Née d'une promenade dans les rues de New York en mai 2005, Streetscherche à traduire une expérience très particulière de la ville : la densité d'activités simultanées, l'impossibilité d'isoler un geste ou une trajectoire sans qu'ils ne soient " brouillés " par des dizaines d'autres, et cette impression paradoxale d'une globalité presque statique malgré l'agitation permanente. C'est précisément ce phénomène que Bruno Mantovani met en musique, en construisant une oeuvre où l'intensité ne dépend pas d'une modulation ou d'un développement thématique traditionnel, mais d'un travail de perception et de texture.
Dans un univers harmonique volontairement restreint (toute la pièce repose sur un seul accord), le discours alterne moments très animés et séquences plus calmes où le silence relatif n'est jamais synonyme d'immobilité. L'écriture met en avant des transformations progressives d'éléments identifiables vers des trames accumulatives, dans un esprit proche de ce que l'on nomme la " synthèse granulaire " en électroacoustique : l'oreille est invitée à suivre l'évolution de la matière, ses densités, ses couleurs et ses micro-variations, plutôt qu'une narration fondée sur la juxtaposition.

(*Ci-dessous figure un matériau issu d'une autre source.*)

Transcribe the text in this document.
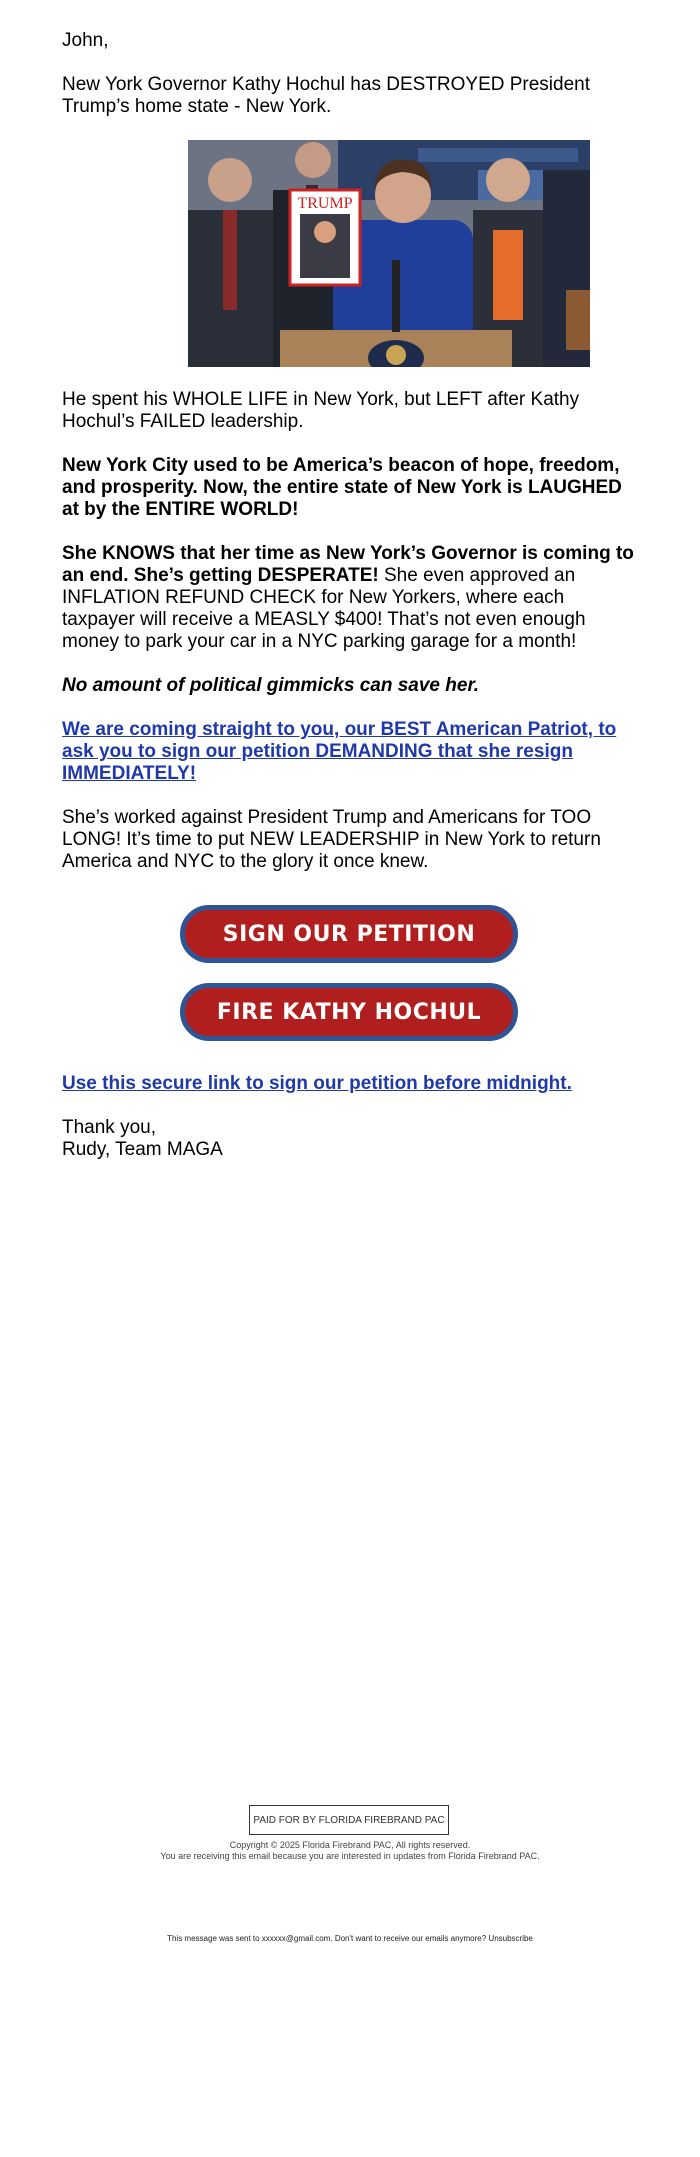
John,

New York Governor Kathy Hochul has DESTROYED President Trump’s home state - New York.

He spent his WHOLE LIFE in New York, but LEFT after Kathy Hochul’s FAILED leadership.

New York City used to be America’s beacon of hope, freedom, and prosperity. Now, the entire state of New York is LAUGHED at by the ENTIRE WORLD!

She KNOWS that her time as New York’s Governor is coming to an end. She’s getting DESPERATE! She even approved an INFLATION REFUND CHECK for New Yorkers, where each taxpayer will receive a MEASLY $400! That’s not even enough money to park your car in a NYC parking garage for a month!

No amount of political gimmicks can save her.

We are coming straight to you, our BEST American Patriot, to ask you to sign our petition DEMANDING that she resign IMMEDIATELY!

She’s worked against President Trump and Americans for TOO LONG! It’s time to put NEW LEADERSHIP in New York to return America and NYC to the glory it once knew.

Use this secure link to sign our petition before midnight.

Thank you,

Rudy, Team MAGA

TRUMP
SIGN OUR PETITION
FIRE KATHY HOCHUL
PAID FOR BY FLORIDA FIREBRAND PAC
Copyright © 2025 Florida Firebrand PAC, All rights reserved.
You are receiving this email because you are interested in updates from Florida Firebrand PAC.
This message was sent to xxxxxx@gmail.com. Don't want to receive our emails anymore? Unsubscribe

Streetsreprésente également un défi formel : Mantovani s'impose une conception plus directionnelle de la forme, sans collage d'idées, tout en conservant l'énergie caractéristique de son écriture. Il choisit en outre un format resserré (environ une quinzaine de minutes) et un ensemble de petites dimensions, contrastant avec ses projets plus étendus et ses effectifs habituels. Pour l'interprète, la partition demande une grande rigueur d'ensemble, une précision rythmique constante et une attention fine aux équilibres, afin que les strates restent lisibles et que la tension demeure jusqu'à une fin volontairement énergique.